Он поздравлял. Он писал, что твёрдость в исполнении есть первое условие всякого управления и что покойный государь держался того же. Дальше — что порядок, требующий от каждого чина личного имени и личного ответа, есть порядок благой, ибо возвращает делу совесть, утраченную в общем производстве.

И только в самом конце, отдельным абзацем, стояло вот что.

«Дозволю себе единственное замечание, государь. Всякое установление держится не тем, что оно исполняется, а тем, что оно старо. Новое исполняется охотнее, но и ломается легче: за него никто не умрёт, потому что никто с ним не вырос. Ваше величество ныне научили тысячу человек, что порядок можно переменить в один день. Они это запомнят — и не только тогда, когда переменять будете вы».

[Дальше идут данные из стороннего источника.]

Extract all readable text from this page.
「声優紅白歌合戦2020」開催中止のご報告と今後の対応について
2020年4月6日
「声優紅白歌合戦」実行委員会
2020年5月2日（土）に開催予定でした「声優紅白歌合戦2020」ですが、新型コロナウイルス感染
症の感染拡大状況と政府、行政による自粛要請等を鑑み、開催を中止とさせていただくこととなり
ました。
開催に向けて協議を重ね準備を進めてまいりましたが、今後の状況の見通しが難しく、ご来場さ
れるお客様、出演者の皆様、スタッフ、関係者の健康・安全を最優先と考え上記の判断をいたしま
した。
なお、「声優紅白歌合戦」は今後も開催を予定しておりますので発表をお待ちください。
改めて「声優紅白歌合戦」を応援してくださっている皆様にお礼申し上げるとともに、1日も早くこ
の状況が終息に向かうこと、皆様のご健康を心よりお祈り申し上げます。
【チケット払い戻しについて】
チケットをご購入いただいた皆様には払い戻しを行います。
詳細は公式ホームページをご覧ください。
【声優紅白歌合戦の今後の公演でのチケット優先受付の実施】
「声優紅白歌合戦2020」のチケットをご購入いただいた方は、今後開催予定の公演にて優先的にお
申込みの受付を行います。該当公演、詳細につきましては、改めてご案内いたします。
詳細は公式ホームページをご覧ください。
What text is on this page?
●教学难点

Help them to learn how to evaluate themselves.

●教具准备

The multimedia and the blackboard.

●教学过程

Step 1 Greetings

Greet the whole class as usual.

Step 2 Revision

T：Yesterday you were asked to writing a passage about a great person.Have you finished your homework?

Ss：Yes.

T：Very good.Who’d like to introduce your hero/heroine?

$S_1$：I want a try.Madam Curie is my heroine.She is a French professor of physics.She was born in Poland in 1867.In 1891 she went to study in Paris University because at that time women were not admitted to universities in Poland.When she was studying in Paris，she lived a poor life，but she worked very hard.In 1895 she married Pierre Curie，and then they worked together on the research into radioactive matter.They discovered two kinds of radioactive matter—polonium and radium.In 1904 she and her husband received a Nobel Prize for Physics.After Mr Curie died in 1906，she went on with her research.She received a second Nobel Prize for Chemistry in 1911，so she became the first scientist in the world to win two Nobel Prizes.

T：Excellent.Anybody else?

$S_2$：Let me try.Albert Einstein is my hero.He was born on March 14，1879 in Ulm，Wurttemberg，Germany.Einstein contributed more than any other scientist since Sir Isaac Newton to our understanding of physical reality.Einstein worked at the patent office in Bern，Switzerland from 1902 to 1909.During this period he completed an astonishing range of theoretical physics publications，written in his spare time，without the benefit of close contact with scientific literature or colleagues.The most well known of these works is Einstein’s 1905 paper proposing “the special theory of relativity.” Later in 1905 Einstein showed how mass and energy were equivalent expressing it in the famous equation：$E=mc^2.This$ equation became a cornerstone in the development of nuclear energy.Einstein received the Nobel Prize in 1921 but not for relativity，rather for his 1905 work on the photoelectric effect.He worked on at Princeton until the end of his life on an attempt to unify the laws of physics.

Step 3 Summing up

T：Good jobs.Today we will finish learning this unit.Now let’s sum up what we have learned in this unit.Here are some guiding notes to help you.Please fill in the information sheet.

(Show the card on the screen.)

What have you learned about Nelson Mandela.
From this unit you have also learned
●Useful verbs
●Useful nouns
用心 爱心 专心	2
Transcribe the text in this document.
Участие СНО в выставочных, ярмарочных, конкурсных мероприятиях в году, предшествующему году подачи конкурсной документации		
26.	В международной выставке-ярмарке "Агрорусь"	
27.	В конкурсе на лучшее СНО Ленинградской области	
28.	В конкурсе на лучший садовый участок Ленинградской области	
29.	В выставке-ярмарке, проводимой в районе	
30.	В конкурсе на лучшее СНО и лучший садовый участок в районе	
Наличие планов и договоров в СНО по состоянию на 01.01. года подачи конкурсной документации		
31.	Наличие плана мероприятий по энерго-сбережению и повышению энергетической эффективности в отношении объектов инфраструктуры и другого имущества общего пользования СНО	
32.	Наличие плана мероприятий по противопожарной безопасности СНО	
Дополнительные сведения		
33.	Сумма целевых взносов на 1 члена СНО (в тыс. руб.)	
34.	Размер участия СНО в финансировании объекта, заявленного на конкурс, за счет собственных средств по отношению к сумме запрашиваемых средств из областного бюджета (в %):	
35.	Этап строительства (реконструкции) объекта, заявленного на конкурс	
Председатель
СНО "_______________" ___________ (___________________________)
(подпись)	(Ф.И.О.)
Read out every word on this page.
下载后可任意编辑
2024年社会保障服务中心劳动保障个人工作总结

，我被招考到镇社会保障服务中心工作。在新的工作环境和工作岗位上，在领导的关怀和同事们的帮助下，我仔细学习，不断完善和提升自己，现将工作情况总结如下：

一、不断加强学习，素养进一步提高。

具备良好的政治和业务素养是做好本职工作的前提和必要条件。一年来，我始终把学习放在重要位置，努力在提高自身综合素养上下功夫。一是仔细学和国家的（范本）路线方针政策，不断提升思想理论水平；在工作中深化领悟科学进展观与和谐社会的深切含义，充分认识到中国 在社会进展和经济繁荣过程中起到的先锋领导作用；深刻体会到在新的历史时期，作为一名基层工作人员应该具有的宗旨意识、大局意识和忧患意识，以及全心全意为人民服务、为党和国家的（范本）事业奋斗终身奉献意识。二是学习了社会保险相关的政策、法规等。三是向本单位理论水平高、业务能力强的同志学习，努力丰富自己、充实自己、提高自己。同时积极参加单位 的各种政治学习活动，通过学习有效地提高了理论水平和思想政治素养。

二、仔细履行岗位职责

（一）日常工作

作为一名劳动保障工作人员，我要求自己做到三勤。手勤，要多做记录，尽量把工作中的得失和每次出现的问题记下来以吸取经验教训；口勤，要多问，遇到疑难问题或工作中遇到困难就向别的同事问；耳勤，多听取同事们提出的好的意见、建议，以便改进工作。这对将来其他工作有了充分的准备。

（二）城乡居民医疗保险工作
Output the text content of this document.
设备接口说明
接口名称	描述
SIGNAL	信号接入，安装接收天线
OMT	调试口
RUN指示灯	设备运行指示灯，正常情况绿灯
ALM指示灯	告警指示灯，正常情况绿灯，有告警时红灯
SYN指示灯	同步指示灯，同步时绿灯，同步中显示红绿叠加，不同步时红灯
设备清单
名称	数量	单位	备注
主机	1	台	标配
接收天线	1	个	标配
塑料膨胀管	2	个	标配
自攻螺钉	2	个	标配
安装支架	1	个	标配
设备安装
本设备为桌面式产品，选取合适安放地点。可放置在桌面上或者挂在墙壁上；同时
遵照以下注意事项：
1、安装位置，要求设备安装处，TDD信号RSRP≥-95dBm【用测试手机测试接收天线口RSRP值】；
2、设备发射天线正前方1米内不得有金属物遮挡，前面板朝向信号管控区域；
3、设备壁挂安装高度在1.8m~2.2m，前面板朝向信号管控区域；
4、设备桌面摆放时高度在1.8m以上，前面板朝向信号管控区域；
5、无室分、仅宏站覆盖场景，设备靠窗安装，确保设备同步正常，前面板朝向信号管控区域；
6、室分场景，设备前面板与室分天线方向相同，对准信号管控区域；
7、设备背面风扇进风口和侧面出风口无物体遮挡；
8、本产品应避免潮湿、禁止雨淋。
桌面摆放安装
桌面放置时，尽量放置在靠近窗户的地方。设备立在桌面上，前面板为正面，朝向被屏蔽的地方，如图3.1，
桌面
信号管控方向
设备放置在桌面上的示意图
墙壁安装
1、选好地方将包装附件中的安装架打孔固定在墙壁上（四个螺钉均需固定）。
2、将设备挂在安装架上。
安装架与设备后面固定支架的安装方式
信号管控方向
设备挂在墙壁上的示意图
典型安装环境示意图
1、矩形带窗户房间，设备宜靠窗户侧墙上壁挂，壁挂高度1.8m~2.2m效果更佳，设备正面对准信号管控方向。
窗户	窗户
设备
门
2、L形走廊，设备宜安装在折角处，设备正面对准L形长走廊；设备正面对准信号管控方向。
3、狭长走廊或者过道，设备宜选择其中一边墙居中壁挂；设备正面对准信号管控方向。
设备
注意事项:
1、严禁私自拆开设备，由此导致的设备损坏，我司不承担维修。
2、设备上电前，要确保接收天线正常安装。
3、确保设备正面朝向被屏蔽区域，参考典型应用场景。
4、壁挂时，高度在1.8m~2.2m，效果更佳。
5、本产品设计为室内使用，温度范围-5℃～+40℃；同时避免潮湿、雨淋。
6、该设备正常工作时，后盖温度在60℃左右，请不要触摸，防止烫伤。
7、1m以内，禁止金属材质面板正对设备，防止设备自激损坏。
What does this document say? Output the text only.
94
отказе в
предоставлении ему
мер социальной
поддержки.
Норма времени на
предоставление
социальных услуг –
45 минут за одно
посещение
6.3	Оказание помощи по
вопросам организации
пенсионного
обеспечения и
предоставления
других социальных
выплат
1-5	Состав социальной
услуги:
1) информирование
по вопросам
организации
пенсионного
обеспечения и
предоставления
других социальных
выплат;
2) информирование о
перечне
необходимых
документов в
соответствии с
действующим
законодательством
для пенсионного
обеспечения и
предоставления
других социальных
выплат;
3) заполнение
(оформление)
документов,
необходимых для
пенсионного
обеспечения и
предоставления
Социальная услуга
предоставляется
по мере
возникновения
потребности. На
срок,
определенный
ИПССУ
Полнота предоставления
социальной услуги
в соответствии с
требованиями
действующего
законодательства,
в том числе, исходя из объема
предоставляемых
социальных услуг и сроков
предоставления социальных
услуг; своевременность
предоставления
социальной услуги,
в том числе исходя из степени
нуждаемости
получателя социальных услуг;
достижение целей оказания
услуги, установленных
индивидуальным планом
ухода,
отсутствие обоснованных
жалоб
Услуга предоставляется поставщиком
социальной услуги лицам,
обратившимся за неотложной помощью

Я прочёл это дважды и убрал в ящик.

На следующее утро Бельский принёс копию вчерашнего журнала. В правом верхнем углу стоял новый номер дела, которого накануне ещё не существовало. Под номером аккуратной рукой было выведено: «Об отступлениях от установленного порядка исполнения высочайших повелений».

— Это что?

— Особое производство, ваше величество. Во исполнение решения директоров. Для ограждения ответственности.

К журналу были подшиты два листа. Первый — рапорт со станции. Второй — мои пять пунктов, которыми я вчера сломал цепочку неисполнения.

— Следующий лист чей будет?

Бельский посмотрел на пустую третью скобу.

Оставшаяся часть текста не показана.